Quand nous quittâmes Kampala, l'aube naissait déjà. Les dernières étoiles s'étaient éteintes dans le firmament. De lourds camions rouges, tous semblables, nous croisaient. Les chauffeurs nous lançaient des appels de phares ou nous disaient bonjour de la main.

Vers la fin de la matinée, nous atteignîmes Soroti, à la porte du Karamojong. Nous y restâmes pour déjeuner. Le Mutton Curry que nous commandâmes dans une petite auberge fut excellent. Il nous fut servi avec des chappatis, fines galettes de maïs ressemblant aux tortillas ou aux crêpes de chez nous. La viande baignait dans une sauce au curry très relevée, savoureuse. Nous y plongions notre riz ou des morceaux de chappatis déchirés du bout des doigts. D'autres épices agrémentaient cette sauce rouge, pimentée.

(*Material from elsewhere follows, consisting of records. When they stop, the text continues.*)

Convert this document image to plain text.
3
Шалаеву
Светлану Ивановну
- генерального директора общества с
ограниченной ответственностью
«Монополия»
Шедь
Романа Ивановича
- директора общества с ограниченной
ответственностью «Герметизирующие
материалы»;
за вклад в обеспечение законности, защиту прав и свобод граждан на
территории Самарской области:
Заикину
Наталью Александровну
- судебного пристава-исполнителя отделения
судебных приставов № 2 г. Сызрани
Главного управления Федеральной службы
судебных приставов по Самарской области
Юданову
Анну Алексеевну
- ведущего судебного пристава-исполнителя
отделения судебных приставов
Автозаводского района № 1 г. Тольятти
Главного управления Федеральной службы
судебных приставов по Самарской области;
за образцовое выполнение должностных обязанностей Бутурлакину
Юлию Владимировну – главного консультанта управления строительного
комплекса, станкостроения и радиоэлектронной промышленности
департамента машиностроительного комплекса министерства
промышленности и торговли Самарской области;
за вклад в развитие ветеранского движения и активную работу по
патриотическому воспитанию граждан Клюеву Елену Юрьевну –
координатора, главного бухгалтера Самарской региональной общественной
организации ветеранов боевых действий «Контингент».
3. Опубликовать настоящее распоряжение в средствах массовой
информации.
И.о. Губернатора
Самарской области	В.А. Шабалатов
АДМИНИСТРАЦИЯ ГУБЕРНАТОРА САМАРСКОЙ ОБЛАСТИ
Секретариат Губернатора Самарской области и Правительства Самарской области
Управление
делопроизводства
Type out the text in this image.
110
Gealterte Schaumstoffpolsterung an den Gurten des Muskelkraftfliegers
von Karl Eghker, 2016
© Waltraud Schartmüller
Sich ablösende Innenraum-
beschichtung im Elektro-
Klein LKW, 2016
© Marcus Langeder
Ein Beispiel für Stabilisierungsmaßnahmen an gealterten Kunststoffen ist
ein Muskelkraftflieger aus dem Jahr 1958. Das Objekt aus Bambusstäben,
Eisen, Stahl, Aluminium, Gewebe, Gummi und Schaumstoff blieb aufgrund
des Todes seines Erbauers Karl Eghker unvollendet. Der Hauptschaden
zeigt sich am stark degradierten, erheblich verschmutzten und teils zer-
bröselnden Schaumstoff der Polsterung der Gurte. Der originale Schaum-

Après Soroti, la route devint plus étroite. Nous ne croisâmes plus de camions. A la forêt du matin avait succédé la savane. Des arbres morts, sur lesquels se tenaient perchés des vautours, tendaient leurs branches

grises dans le ciel d'azur. Des termitières dressaient leur monticule le long de la route. Ces hauts tas de terre avaient des formes bizarres. Des excroissances les surplombaient, pareilles aux donjons des châteaux-forts.

A quoi pouvaient bien rimer ces tours baveuses, véritables flèches de cathédrales, si ce n'est au guet ? Et pourtant, il n'y a aucune ouverture à leur sommet. La nature a parfois de ces formes étranges qui intriguent.

La route devenait caillouteuse; notre allure s'en trouvait ralentie. Les lits que les rivières avaient désertés étaient parsemés d'obstacles divers : bancs de sable ou branchages morts, carcasses d'animaux en décomposition et même, une planche hérissée de clous sur laquelle nous avons manqué déchirer nos pneus.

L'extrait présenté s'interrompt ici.